Nasrudin
adalah seorang sufi yang hidup di kawasan sekitar Turki pada abad-abad
kekhalifahan Islam hingga penaklukan
Bangsa Mongol. Sewaktu masih sangat muda, Nasrudin selalu membuat ulah
yang menarik bagi teman-temannya, sehingga mereka sering lalai akan
pelajaran sekolah. Maka gurunya yang bijak bernubuwat: "Kelak,
ketika engkau sudah dewasa, engkau akan menjadi orang yang bijak.
Tetapi, sebijak apa pun kata-katamu, orang-orang akan
menertawaimu."
Nasrudin berbincang-bincang dengan hakim kota. Hakim kota, seperti
umumnya cendekiawan masa itu, sering berpikir hanya dari satu sisi saja.
Hakim memulai, "Seandainya saja, setiap orang mau mematuhi hukum
dan etika, ..."
Nasrudin menukas, "Bukan manusia yang harus mematuhi hukum, tetapi
justru hukum lah yang harus disesuaikan dengan kemanusiaan."
Hakim mencoba bertaktik, "Tapi coba kita lihat cendekiawan seperti
Anda. Kalau Anda memiliki pilihan: kekayaan atau kebijaksanaan, mana
yang akan dipilih?"
Nasrudin menjawab seketika, "Tentu, saya memilih kekayaan."

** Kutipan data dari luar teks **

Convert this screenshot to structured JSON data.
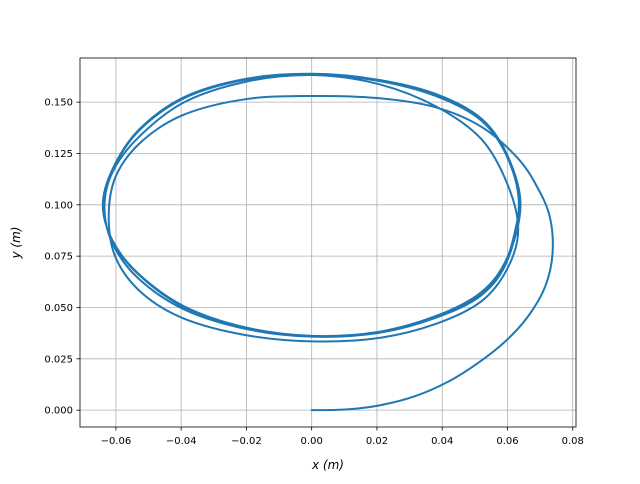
{
  "chart_data": {
    "type": "line",
    "title": "",
    "xlabel": "x (m)",
    "ylabel": "y (m)",
    "xlim": [
      -0.071,
      0.081
    ],
    "ylim": [
      -0.0082,
      0.1715
    ],
    "x_ticks": [
      -0.06,
      -0.04,
      -0.02,
      0.0,
      0.02,
      0.04,
      0.06,
      0.08
    ],
    "x_tick_labels": [
      "−0.06",
      "−0.04",
      "−0.02",
      "0.00",
      "0.02",
      "0.04",
      "0.06",
      "0.08"
    ],
    "y_ticks": [
      0.0,
      0.025,
      0.05,
      0.075,
      0.1,
      0.125,
      0.15
    ],
    "y_tick_labels": [
      "0.000",
      "0.025",
      "0.050",
      "0.075",
      "0.100",
      "0.125",
      "0.150"
    ],
    "grid": true,
    "legend": "none",
    "series_color": "#1f77b4",
    "grid_color": "#b0b0b0",
    "series": [
      {
        "x": [
          0.0,
          0.011,
          0.021,
          0.032,
          0.042,
          0.051,
          0.059,
          0.066,
          0.0715,
          0.0738,
          0.073,
          0.069,
          0.063,
          0.052,
          0.038,
          0.02,
          0.0,
          -0.02,
          -0.039,
          -0.052,
          -0.06,
          -0.0622,
          -0.06,
          -0.052,
          -0.039,
          -0.02,
          0.0,
          0.02,
          0.038,
          0.052,
          0.06,
          0.0633,
          0.06,
          0.052,
          0.038,
          0.02,
          0.0,
          -0.02,
          -0.039,
          -0.053,
          -0.061,
          -0.0635,
          -0.061,
          -0.053,
          -0.039,
          -0.02,
          0.0,
          0.02,
          0.038,
          0.052,
          0.06,
          0.0635,
          0.06,
          0.052,
          0.038,
          0.02,
          0.0,
          -0.02,
          -0.039,
          -0.053,
          -0.061,
          -0.0638,
          -0.061,
          -0.053,
          -0.039,
          -0.02,
          0.0,
          0.02,
          0.038,
          0.052,
          0.06,
          0.064,
          0.06,
          0.052,
          0.038,
          0.02,
          0.0,
          -0.02,
          -0.039,
          -0.053,
          -0.061,
          -0.064,
          -0.061,
          -0.053,
          -0.039,
          -0.02,
          0.0,
          0.02,
          0.038,
          0.052,
          0.06,
          0.064
        ],
        "y": [
          0.0,
          0.0004,
          0.0024,
          0.007,
          0.014,
          0.023,
          0.033,
          0.045,
          0.06,
          0.076,
          0.094,
          0.109,
          0.123,
          0.138,
          0.1475,
          0.152,
          0.153,
          0.1515,
          0.144,
          0.131,
          0.114,
          0.094,
          0.074,
          0.057,
          0.0445,
          0.0365,
          0.0335,
          0.035,
          0.042,
          0.053,
          0.069,
          0.088,
          0.11,
          0.132,
          0.148,
          0.159,
          0.1632,
          0.16,
          0.15,
          0.133,
          0.116,
          0.099,
          0.081,
          0.064,
          0.049,
          0.0395,
          0.0358,
          0.0375,
          0.045,
          0.056,
          0.073,
          0.1,
          0.123,
          0.141,
          0.153,
          0.1605,
          0.1635,
          0.161,
          0.152,
          0.136,
          0.117,
          0.1,
          0.082,
          0.066,
          0.05,
          0.04,
          0.036,
          0.0378,
          0.0455,
          0.057,
          0.074,
          0.1,
          0.124,
          0.142,
          0.154,
          0.161,
          0.1638,
          0.1614,
          0.1525,
          0.1365,
          0.1175,
          0.1,
          0.0825,
          0.0663,
          0.0505,
          0.0402,
          0.0362,
          0.038,
          0.0458,
          0.0575,
          0.0745,
          0.1
        ]
      }
    ]
  }
}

Hakim membalas sinis, "Memalukan. Anda adalah cendekiawan yang
diakui masyarakat. Dan Anda memilih kekayaan daripada
kebijaksanaan?"
Nasrudin balik bertanya, "Kalau pilihan Anda sendiri?"
Hakim menjawab tegas, "Tentu, saya memilih kebijaksanaan."
Dan Nasrudin menutup, "Terbukti, semua orang memilih untuk
memperoleh apa yang belum dimilikinya."